Déclenchement du plan B !


Les partisans du oui ont surtout peur qu'un non donne un coup d'arrêt à la construction européenne, ce que je ne crois pas du tout, et c'est pour cela qu'ils sont prêts à accepter n'importe quoi et voter cette constitution les yeux fermés, en dépit de toutes leurs critiques. L'existence d'un "plan B" leur semble impossible alors qu'il se confirme jour après jour que cette hypothèse est plus ou moins inéluctable. Le journal Le Monde l'évoquait le 5 mai et Jacques Delors l'avouait dans son interview du 13 mai, avant de tenter de se reprendre ensuite, car les partisans du oui savent bien que l'existence d'un plan B leur serait fatale. En effet la perspective d'une refonte relativement mineure de la constitution suffit pour dégonfler toute dramatisation excessive en libérant le droit de critique et de proposition. Il ne faut pas céder au chantage au chaos ni se laisser impressionner par les rappels à l'ordre de tous les pouvoirs ou les injonctions des médias. Pourquoi voter ce texte trop mal foutu si on peut avoir mieux ?

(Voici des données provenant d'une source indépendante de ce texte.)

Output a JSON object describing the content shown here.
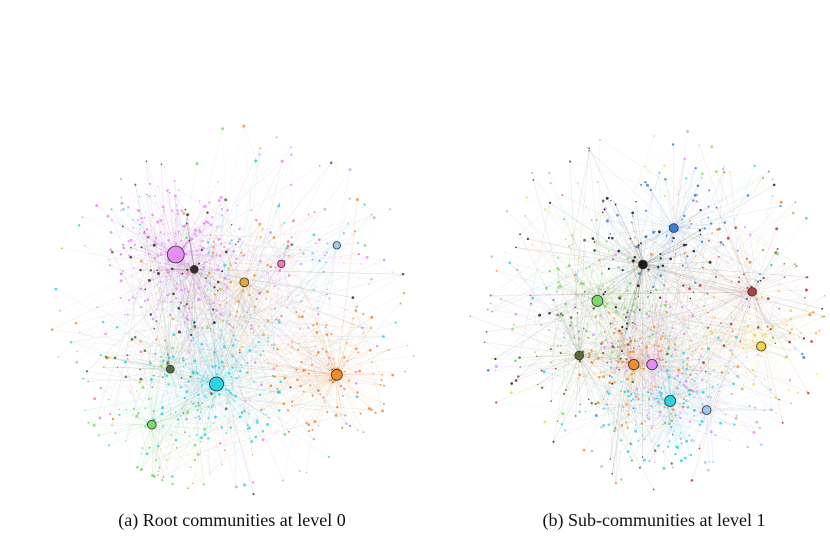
{
  "figure": {
    "panels": [
      {
        "id": "a",
        "caption": "(a) Root communities at level 0",
        "communities": [
          {
            "color": "#e58ef5",
            "weight": 0.3
          },
          {
            "color": "#2ed3e3",
            "weight": 0.22
          },
          {
            "color": "#f08c2e",
            "weight": 0.14
          },
          {
            "color": "#e2a83a",
            "weight": 0.08
          },
          {
            "color": "#7fd86a",
            "weight": 0.08
          },
          {
            "color": "#5a6b3a",
            "weight": 0.05
          },
          {
            "color": "#3a2a2a",
            "weight": 0.05
          },
          {
            "color": "#f07ab8",
            "weight": 0.04
          },
          {
            "color": "#9ec9ee",
            "weight": 0.04
          }
        ]
      },
      {
        "id": "b",
        "caption": "(b) Sub-communities at level 1",
        "communities": [
          {
            "color": "#7fd86a",
            "weight": 0.14
          },
          {
            "color": "#2ed3e3",
            "weight": 0.14
          },
          {
            "color": "#f08c2e",
            "weight": 0.12
          },
          {
            "color": "#e58ef5",
            "weight": 0.12
          },
          {
            "color": "#f5d54a",
            "weight": 0.09
          },
          {
            "color": "#3a7fd0",
            "weight": 0.08
          },
          {
            "color": "#1a1a1a",
            "weight": 0.08
          },
          {
            "color": "#b04040",
            "weight": 0.07
          },
          {
            "color": "#9ec9ee",
            "weight": 0.08
          },
          {
            "color": "#5a6b3a",
            "weight": 0.08
          }
        ]
      }
    ]
  }
}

Reconnaître l'existence d'une alternative a un autre conséquence qui est de balayer les accusations contre l'inconsistance du camp du non, aussi bien que les prétentions de certains d'écrire la constitution de leurs rêves, ce qui serait plutôt une sorte de cahier de doléances mais absolument sans aucune chance d'aboutir. A l'évidence, ce ne sont pas les tenants du non qui vont prendre le pouvoir et rédiger la constitution à l'issue de la consultation, dans une impossible alliance entre européens convaincus et souverainistes ! La refonte de la constitution sera l'oeuvre des instances européennes et sera inévitablement minimaliste, juste ce qu'il faut pour obtenir une majorité dans une nouvelle consultation, sans devoir tout renégocier. On en connaît déjà les grandes lignes : retrait de la partie III, procédure de révision plus souple et sans doute l'adjonction d'une déclaration clarifiant quelques points du texte, comme il avait été procédé pour un précédent référendum danois. Voilà à peu près le plan B qu'on nous cache et qui n'a rien à voir avec les catastrophes qu'on nous annonce.

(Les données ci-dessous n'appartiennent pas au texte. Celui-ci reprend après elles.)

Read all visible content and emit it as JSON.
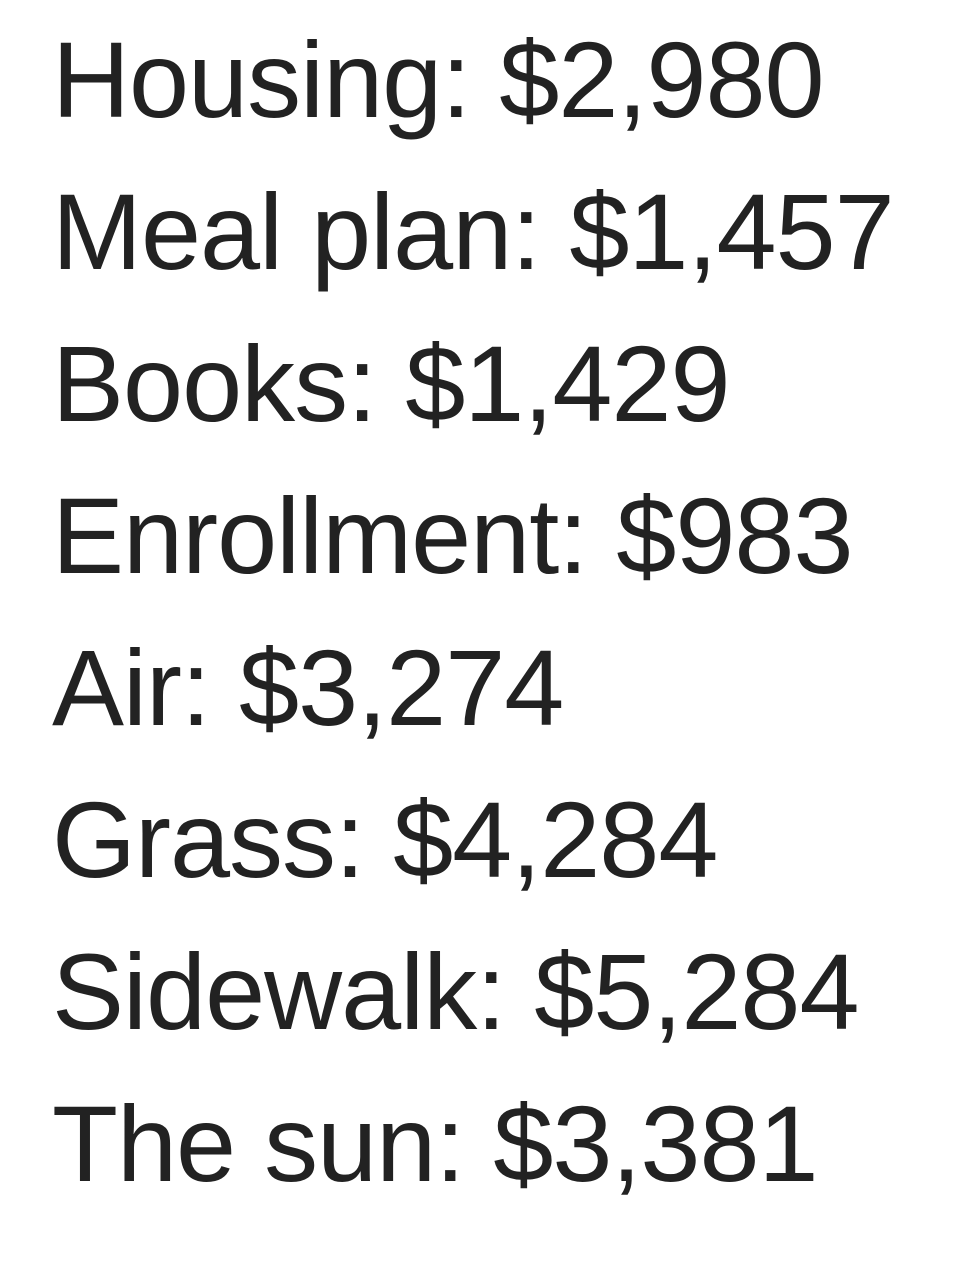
{
  "items": [
    {
      "label": "Housing:",
      "amount": "$2,980"
    },
    {
      "label": "Meal plan:",
      "amount": "$1,457"
    },
    {
      "label": "Books:",
      "amount": "$1,429"
    },
    {
      "label": "Enrollment:",
      "amount": "$983"
    },
    {
      "label": "Air:",
      "amount": "$3,274"
    },
    {
      "label": "Grass:",
      "amount": "$4,284"
    },
    {
      "label": "Sidewalk:",
      "amount": "$5,284"
    },
    {
      "label": "The sun:",
      "amount": "$3,381"
    }
  ],
  "colors": {
    "text": "#222222",
    "background": "#ffffff"
  }
}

Bien sûr, c'est un minimum, ce n'est pas ce qu'on peut espérer de mieux, mais c'est déjà ça. Ce qu'il faudrait, je le répète, c'est un mouvement social européen qui porte la constitution vers une véritable ambition européenne. Il est presque sûr que la crise ouverte par le non français provoquerait un large débat dans toute l'Europe, tout comme l'émergence d'un non de gauche a provoqué ici une formidable mobilisation citoyenne. C'est la dynamique constituante du non qui pourrait nous mener beaucoup plus loin, mais qui reste aléatoire (cela dépend de nous). Si on devait se contenter du plan B, ce ne serait déjà pas si mal et justifierait notre combat, alors que l'arrêt de la construction européenne ou le simple retour au traité de Nice serait effectivement bien décevant. C'est heureusement impossible. L'Europe n'est pas si fragile et les forces qui poussent à l'unification ne vont pas se dissiper soudain, ni tous les militants européens disparaître du paysage. Nous sommes tous devenus européens, unis par l'Euro, et nous pouvons nous exprimer sur l'Europe que nous voulons. L'Europe des 25 a besoin d'une constitution, elle mérite mieux que celle-là.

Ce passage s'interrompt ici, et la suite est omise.